О, сколько страниц дневника посвятил этой девушке с факультета восточных языков! Нужно иметь очень оригинальный ум, чтобы выбрать себе такую редкостную и такую бесперспективную профессию как японская филология. Её чёрный потертый портфель с двумя железными замками был увесистым. Из него она вынимала то толстенный том «Истории древнего Востока» Авдеева, то русско-японский словарь Конрада, принадлежавший когда-то судовой библиотеке пассажирского лайнера-турбохода «Советский Союз» дальневосточного пароходства (как свидетельствовала судовая печать). Она читала всегда: в трамвае по пути домой или на занятия, раскрыв на коленях, или на пляже под стеной Петропавловской крепости.
Миша иногда подкарауливал трёхкопеечный трамвай, в котором ехала на учёбу Маргоша, добираясь из Оккервиля. В руках у него был пятый том писем Флобера (из недавно вышедшего собрания сочинений) и букетик из нескольких веточек душистой поздней сирени. «Флобер, бессонница и поздняя сирень тебя – красавицу …» – декламировал игриво-романтичный Кралечкин вместо приветствия. Трамвай дизайном выглядел как космический корабль, устремлённый в фантастическое будущее, поэтому Миша шутливо величал свою спутницу Аэлитой и шутейно ревновал её к всемирному злодею инженеру Гарину.
Кралечкин хотел бы следовать завету известного писателя
Она приехала поступать в Ленинградский Государственный Университет имени Жданова издалёка-дальнего, откуда-то из-за Урала, из Верхотурова, али из Владивостока (видимо, эта два города были связаны в её биографии), и была усердна сверх меры как все провинциалы. Её трудно было назвать провинциалкой, скорее она была в глазах Миши чужестранкой, инопланетянкой. Что-то было связано в их семейной истории с русским Харбином, с КВЖД, с репатриацией, со старообрядческими традициями.
Девушка отличалась от остальных сокурсниц нестоличными манерами и жестами, кроткий взгляд её был загадочным, будто в нём скопилось много неизведанного пространства и многомерного времени; она была немногословной, не щебетала, не сплетничала, и каждое замечание её было точным, весомым, что настораживало дурашливых парней.

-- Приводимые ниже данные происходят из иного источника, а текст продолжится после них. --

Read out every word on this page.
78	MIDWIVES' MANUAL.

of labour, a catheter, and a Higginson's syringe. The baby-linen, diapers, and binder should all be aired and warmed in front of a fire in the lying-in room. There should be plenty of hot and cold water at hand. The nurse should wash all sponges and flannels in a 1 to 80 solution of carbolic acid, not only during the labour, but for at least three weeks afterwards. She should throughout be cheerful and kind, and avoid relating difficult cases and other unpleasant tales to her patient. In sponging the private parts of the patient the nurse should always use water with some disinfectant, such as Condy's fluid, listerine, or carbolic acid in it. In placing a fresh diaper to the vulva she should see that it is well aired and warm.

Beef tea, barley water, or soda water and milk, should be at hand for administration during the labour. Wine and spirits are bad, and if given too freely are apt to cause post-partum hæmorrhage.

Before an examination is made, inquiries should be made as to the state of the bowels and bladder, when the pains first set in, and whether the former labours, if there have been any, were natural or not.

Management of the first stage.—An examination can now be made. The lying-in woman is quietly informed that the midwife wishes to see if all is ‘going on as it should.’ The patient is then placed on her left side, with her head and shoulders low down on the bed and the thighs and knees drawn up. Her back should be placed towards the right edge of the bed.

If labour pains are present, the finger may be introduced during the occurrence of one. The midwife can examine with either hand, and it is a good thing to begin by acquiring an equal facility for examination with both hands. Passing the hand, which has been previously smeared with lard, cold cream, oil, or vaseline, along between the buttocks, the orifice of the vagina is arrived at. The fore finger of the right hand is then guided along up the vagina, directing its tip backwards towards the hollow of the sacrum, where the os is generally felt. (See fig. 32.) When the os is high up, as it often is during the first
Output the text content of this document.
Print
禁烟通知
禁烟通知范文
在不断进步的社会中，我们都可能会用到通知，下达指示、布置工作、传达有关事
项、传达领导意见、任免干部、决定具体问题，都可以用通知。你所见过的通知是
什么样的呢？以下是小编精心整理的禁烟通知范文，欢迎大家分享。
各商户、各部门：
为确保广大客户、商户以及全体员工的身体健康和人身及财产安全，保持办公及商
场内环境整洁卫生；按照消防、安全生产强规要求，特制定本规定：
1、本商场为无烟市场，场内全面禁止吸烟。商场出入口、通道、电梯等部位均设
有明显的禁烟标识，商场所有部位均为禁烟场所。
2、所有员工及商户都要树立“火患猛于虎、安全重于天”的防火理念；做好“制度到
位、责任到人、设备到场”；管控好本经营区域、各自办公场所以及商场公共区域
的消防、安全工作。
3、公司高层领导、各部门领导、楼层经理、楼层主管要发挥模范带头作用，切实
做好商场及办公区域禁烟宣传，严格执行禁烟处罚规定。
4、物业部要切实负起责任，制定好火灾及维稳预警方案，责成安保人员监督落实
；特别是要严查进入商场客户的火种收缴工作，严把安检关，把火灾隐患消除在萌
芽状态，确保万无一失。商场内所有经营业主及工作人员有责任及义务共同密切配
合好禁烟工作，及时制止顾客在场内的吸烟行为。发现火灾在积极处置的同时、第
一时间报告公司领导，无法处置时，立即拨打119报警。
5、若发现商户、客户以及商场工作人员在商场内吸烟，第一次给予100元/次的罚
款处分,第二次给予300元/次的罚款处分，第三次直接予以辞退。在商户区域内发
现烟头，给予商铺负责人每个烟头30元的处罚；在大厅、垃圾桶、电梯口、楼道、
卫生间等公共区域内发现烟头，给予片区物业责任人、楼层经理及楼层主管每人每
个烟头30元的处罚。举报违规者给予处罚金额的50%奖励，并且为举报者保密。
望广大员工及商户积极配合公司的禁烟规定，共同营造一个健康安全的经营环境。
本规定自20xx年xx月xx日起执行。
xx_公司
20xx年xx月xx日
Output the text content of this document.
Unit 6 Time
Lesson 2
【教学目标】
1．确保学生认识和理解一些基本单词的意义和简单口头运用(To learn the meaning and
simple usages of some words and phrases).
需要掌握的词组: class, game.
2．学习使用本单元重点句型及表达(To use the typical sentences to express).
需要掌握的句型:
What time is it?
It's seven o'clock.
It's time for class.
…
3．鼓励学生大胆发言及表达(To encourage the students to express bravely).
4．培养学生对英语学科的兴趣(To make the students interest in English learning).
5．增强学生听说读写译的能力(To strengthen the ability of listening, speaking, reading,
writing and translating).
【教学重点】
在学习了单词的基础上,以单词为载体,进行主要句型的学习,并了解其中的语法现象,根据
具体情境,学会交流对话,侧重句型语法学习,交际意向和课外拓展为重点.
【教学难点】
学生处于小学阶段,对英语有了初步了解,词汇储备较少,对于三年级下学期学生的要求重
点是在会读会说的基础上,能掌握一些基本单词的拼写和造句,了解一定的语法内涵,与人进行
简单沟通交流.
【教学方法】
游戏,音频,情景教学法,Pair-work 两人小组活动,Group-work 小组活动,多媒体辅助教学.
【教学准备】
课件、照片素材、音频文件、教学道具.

Он угостил её дамскими сигаретами «Femina», которые держал при себе на случай жеманного ухаживания. Миша слыл дамским угодником, но не всяких девушек угощал. Знакомство случилось на набережной у Сфинкса «с откушенным временем носом». Потом пересекались в библиотеке, в курилке, на общих лекциях по истории партии («Краткий курс ВКПб»), в кассе во время выдачи стипендии, в студенческой столовой, где буфетчица Фаина Ивановна неизменно сыпала циничными прибаутками своей знаменитой тёзки, повергая всех студентов в гомерический хохот безобидной фразой: «Уберите эти крошки со стола!»
Громче всех смеялся в девчачьем кругу легкомысленный Миша Кралечкина, а тонконогий и гривастый Миша Швеллер, с которым ему приходилось спать бок-о-бок в диалектологических экспедициях (за сказками о злой ведьме Лоухи) не под изодранными шатрами, а под колхозными ватниками, стоял в сторонке и посмеивался тихонечко и серьёзно, успевая что-то чиркнуть в своём блокнотике. Юмор буфетчицы он растворил в своих будущих «невских рассказах», как аттическую соль.
В одной из таких экспедиций по северным весям, где усыпанные васильками красными да жёлтыми холмы полого весело сбегались к озёрам, они горевали всечасно о смерти Ахматовой, оплакивали её судьбу великим плачем на берегу Лача, как «княжеский милоствиник» Даниил Заточник в тринадцатом веке. Здесь время не сдвинулось с места. Старинным говором молвили вепсы. Они варили ушицу из сущика и читали по очереди ахматовские стихи у костра, подсказывая и поправляя забытые строки, подбрасывая сухие веточки, возлагая печаль на светлые небеса. Кралечкин блистал. Было торжественно и уютно в северном сумраке.
Где-то рядом вепские медведи «карги» чуяли в дыму сладкое и шарили на остывшем кострище, поедая горелые картофелины. По-свойски величавый олень – «гирвас» – переходил реку на перекате. Камни, присыпанные красноватой сосновой пыльцой от молодых сосёнок, казались живыми. Пыльца щекотала ноздри. Апчхи, и олень исчез в бестрепетном осиннике.